The People’s Bank of China (PBOC) yesterday added 100 billion yuan (US$15 billion) via reverse-repurchase agreements, taking this week’s net injections via the lending tool to a record 690 billion yuan.
The monetary authority said it would conduct such operations daily between yesterday and Feb. 19, apart from during the week-long Lunar New Year holiday that begins on Sunday next week. The usual auction windows are on Tuesday and Thursday.
Photo: AFP
The one-month Shanghai interbank offered rate on Thursday climbed to the highest since July, buoyed by a combination of pre-holiday cash demand and record capital outflows.
Policymakers are trying to avoid exacerbating an exodus of funds by refraining from cutting lenders’ reserve-requirement ratios, while at the same time keeping borrowing costs from rising amid the slowest growth in a quarter century.

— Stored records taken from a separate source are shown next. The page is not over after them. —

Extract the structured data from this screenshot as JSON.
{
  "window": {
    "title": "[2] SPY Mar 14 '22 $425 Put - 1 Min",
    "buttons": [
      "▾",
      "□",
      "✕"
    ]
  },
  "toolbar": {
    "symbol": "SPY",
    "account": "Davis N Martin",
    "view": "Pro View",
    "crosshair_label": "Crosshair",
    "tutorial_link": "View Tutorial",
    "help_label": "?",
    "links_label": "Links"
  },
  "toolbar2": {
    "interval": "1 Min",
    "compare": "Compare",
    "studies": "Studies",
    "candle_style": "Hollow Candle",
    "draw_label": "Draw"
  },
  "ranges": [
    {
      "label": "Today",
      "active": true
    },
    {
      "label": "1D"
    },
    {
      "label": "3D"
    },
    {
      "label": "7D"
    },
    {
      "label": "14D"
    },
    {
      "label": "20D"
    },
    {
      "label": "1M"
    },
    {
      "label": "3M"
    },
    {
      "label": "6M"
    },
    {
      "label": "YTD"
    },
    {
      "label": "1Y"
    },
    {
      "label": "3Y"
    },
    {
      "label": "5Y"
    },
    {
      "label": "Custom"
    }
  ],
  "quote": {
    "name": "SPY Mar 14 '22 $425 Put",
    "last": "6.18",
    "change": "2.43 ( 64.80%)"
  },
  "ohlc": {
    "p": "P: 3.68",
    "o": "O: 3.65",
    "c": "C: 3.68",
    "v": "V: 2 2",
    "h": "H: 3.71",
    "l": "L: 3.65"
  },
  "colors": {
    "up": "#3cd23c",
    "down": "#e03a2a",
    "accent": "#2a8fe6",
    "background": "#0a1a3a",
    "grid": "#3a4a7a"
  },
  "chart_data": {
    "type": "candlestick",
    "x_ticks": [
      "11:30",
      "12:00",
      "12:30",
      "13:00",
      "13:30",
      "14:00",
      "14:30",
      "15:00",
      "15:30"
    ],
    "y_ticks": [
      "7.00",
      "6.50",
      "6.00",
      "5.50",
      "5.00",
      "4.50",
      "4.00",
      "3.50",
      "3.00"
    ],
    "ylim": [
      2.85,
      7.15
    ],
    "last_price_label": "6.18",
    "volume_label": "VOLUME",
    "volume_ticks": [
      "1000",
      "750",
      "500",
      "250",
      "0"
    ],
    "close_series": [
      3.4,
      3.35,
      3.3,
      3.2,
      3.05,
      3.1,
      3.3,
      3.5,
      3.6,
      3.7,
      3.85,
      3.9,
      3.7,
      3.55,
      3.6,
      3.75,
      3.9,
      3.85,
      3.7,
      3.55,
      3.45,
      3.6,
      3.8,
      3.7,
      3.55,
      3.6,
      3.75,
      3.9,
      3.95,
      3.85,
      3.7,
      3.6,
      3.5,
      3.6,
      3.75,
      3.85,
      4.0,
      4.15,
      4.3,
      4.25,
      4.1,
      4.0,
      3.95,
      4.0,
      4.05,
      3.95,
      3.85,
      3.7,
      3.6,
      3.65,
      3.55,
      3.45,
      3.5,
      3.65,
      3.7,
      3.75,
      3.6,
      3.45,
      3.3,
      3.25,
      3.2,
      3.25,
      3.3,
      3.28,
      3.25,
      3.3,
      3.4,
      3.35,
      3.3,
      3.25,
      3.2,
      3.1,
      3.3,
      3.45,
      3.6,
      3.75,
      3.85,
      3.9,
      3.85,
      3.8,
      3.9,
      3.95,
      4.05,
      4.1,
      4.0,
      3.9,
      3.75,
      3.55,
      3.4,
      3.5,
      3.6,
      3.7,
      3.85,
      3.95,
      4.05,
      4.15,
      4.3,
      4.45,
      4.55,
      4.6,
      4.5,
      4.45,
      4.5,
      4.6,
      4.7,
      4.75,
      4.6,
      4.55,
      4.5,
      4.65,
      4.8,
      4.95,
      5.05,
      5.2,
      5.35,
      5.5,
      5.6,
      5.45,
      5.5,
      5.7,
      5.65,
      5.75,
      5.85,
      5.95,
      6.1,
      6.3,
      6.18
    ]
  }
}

“The higher frequency of operations shows the PBOC’s intention to tame money rates ahead of the holidays,” said Li Liuyang (李劉陽), Shanghai-based chief financial market analyst at Bank of Tokyo-Mitsubishi UFJ (China) Ltd. “Appropriate liquidity management has become an increasingly important task for the central bank.”
The seven-day repurchase rate, a gauge of funding availability in the financial system, dropped 5 basis points to 2.26 percent as of 2:12pm in Shanghai, a weighted average from the National Interbank Funding Center shows. It fell to 2.2 percent earlier, the lowest since Dec. 15. Government bonds rallied, pushing the yield on notes due October 2025 down by 4 basis points to 2.87 percent.
Yesterday’s operations brought the net injections this month to 1.9 trillion yuan, including 1.235 trillion yuan via reverse repos and 612.5 billion yuan through its medium-term lending facility, data compiled by Bloomberg show.
The PBOC plans to arrange 1.6 trillion yuan of short-term funds and as much as 800 billion yuan of medium-term liquidity support, according to the transcript of a PBOC meeting posted on Sina.com on Friday last week.
The central bank auctioned 20 billion yuan of seven-day reverse repos and 80 billion yuan of 28-day contracts yesterday at 2.25 percent and 2.6 percent respectively.
The monetary authority on Thursday said it would expand access to short-term liquidity operations to an additional seven banks, and allow bonds issued by government-backed institutions and commercial banks to be used as collateral.
This is the first time that the PBOC will conduct open-market operations on a daily basis, said Ming Ming (明明), Beijing-based head of fixed-income research at Citic Securities Co (中信證券) who previously worked in the central bank’s monetary policy division for eight years.
The PBOC gauged demand for 14 and 28-day reverse repos for Monday’s operations, as well as 14 and 28-day repurchase agreements and 91-day bills, according to a trader at a primary dealer required to bid at the auctions.
“Looking ahead, it’s likely for the central bank to gauge demand daily when necessary as it attempts to build a new benchmark interest rate,” Li said.
“The drawback of the current twice-weekly arrangement prevents prompt reaction to sudden changes in the market,” Li said.